Page d'histoire : Publication du premier album des Aventures d'Astérix 1961 1961

Vercingétorix jette ses armes aux pieds de César. C’est après cet épisode dramatique que débute la célèbre épopée de la résistance aux Romains animée par Astérix et ses compagnons
Huile sur toile de Lionel Royer, 1899
Musée Crozatier du Puy-en-Velay
© Le Puy-en-Velay, musée Crozatier / Photo Emmanuel Magne

Le projet d’une série en bande dessinée mettant en scène « nos ancêtres les Gaulois » a été posé et développé, durant l’été 1959, au long de séances de travail réunissant le scénariste Goscinny et le dessinateur Uderzo. Le propos initial des auteurs, piliers, avec le scénariste Jean-Michel Charlier, du nouvel hebdomadaire pour la jeunesse Pilote, était de proposer une bande dessinée à finalité comique mais jouant sur un ressort emprunté à la culture nationale. Or ce sont les Aventures d’Astérix le Gaulois, jugées a priori secondaires par rapport aux séries aventurières proposées par le même titre, qui allaient s’imposer comme la série phare. Et dans la foulée c’est Pilote tout entier, dont Goscinny prendrait la direction, qui allait s’imposer comme le lieu où se retrouveraient, l’espace d’une dizaine d’années, à peu près tous les grands noms de la nouvelle génération francophone de la bande dessinée – la formule commence à s’imposer. Mais la transformation en « phénomène de société » aura eu besoin du passage à l’album, à partir de 1961. Le premier titre est tiré à dix mille exemplaires ; six années plus tard, le huitième connaît un premier tirage de un million deux cent mille exemplaires, épuisé en deux jours. À l’orée du XXIe siècle, l’ensemble des albums vendus de la série, toutes traductions confondues, dépassait les trois cent vingt millions.

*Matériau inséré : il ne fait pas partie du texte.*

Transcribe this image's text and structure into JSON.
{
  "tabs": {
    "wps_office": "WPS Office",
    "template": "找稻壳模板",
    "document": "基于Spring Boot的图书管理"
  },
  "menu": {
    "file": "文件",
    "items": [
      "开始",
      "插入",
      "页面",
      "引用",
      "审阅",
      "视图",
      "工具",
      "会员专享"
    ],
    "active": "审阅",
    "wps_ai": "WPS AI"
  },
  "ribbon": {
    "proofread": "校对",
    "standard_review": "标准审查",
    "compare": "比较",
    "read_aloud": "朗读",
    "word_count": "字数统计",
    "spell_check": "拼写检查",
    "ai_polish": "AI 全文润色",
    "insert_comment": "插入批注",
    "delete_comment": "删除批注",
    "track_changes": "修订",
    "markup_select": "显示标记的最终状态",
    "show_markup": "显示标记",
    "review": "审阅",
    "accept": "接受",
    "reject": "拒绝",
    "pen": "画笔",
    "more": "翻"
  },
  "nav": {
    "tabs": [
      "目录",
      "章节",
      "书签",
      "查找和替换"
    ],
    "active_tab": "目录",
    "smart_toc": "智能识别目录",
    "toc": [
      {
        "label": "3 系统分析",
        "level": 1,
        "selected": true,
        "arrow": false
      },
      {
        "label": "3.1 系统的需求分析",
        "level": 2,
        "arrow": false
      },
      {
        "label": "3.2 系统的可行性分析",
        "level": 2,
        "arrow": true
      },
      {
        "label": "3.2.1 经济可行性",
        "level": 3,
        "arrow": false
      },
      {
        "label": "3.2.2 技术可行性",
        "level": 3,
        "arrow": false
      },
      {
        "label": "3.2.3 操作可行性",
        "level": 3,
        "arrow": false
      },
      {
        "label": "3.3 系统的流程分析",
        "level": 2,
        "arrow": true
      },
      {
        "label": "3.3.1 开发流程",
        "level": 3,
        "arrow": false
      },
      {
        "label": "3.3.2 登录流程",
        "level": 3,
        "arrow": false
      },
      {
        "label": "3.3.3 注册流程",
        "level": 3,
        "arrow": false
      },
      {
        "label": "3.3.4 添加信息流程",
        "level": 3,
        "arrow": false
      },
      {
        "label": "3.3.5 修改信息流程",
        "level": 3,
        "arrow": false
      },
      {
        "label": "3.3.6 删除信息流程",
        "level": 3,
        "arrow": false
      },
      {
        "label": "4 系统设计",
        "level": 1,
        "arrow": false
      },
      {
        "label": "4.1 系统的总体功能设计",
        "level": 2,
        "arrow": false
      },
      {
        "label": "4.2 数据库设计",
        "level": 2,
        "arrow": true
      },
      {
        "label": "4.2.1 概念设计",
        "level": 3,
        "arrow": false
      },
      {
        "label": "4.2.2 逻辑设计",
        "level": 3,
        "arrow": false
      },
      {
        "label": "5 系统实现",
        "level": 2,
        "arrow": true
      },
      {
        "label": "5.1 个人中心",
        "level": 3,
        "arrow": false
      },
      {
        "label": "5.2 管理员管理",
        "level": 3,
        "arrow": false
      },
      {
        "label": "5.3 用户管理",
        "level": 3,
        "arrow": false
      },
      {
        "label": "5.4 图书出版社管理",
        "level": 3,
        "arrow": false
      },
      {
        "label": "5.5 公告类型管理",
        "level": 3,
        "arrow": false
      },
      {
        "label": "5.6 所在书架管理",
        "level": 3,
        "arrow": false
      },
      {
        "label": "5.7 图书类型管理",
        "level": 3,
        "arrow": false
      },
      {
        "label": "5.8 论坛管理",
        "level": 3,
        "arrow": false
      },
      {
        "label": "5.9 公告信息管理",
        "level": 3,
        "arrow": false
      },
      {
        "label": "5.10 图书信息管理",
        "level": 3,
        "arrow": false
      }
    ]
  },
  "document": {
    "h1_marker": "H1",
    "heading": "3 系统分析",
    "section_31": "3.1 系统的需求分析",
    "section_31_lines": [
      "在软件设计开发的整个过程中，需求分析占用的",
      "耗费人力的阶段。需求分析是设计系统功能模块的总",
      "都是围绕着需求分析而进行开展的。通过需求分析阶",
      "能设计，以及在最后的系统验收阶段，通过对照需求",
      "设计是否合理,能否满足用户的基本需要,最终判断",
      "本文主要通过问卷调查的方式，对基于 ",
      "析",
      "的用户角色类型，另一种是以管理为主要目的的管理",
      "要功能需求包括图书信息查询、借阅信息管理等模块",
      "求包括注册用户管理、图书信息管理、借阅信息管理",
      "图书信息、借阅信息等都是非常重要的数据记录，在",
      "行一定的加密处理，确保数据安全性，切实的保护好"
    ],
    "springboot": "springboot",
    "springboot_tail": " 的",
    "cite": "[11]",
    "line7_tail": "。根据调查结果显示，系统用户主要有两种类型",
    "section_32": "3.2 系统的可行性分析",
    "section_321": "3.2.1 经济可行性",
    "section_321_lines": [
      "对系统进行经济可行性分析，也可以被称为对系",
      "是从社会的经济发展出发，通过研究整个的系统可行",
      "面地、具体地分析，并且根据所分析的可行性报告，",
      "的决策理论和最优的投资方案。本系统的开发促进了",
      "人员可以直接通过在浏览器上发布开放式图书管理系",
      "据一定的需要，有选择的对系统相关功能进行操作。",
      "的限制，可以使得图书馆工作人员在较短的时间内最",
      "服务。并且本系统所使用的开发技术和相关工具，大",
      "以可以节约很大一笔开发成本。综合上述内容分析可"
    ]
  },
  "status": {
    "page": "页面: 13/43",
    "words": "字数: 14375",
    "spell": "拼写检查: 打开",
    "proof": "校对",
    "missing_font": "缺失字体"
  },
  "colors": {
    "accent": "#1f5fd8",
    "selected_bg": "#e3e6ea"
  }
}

Le succès initial est dû à l’étroite complicité des auteurs, à l’apogée de leurs forces créatrices. René Goscinny (1926-1977) s’est déjà imposé avec Lucky Luke comme le meilleur scénariste comique de sa génération ; Albert Uderzo (né en 1927) est un dessinateur aux talents variés, capable de passer avec aisance du réalisme à la caricature. L’un et l’autre sont des perfectionnistes, reconnus dans la profession pour leur sérieux.

La rencontre avec la société française s’est faite sur un jeu subtil avec les références à la culture scolaire nationale, dont Goscinny, longtemps expatrié, était un pur produit, mais aussi, et plus au fond, sur son génie propre, jamais à court de situations et de formules aptes à susciter le rire, fécond dans l’invention de types remarquables. En 2002, la popularité du film d’Alain Chabat Astérix et Obélix, Mission Cléopâtre – présentement premier film français de l’histoire par le nombre d’entrées en première exclusivité –, a prouvé la capacité de la série à s’adapter, sans se renier, à un environnement (éthique, donc comique) bien différent.

Mais le plus étonnant de cette histoire réside dans l’écho rencontré bien au-delà des frontières de la francophonie, à l’exception notable des terres anglo-saxonnes. Sans doute les publics qui font fête à cette improbable saga jugée initialement « franchouillarde » – on rappellera que les deux auteurs sont des enfants d’immigrés – ont-ils retrouvé dans ce combat sans gravité mais pas sans signification du petit contre les gros, du village gaulois contre les dominants de tous styles, l’écho de leurs propres utopies. C’est ce qu’on appelle l’universel.

 

Pascal Ory
professeur d’histoire à la Sorbonne-Paris 1
membre du Haut comité des Célébrations nationales

 

Toujours actif, Albert Uderzo poursuit avec succès la série des aventures d’Astérix.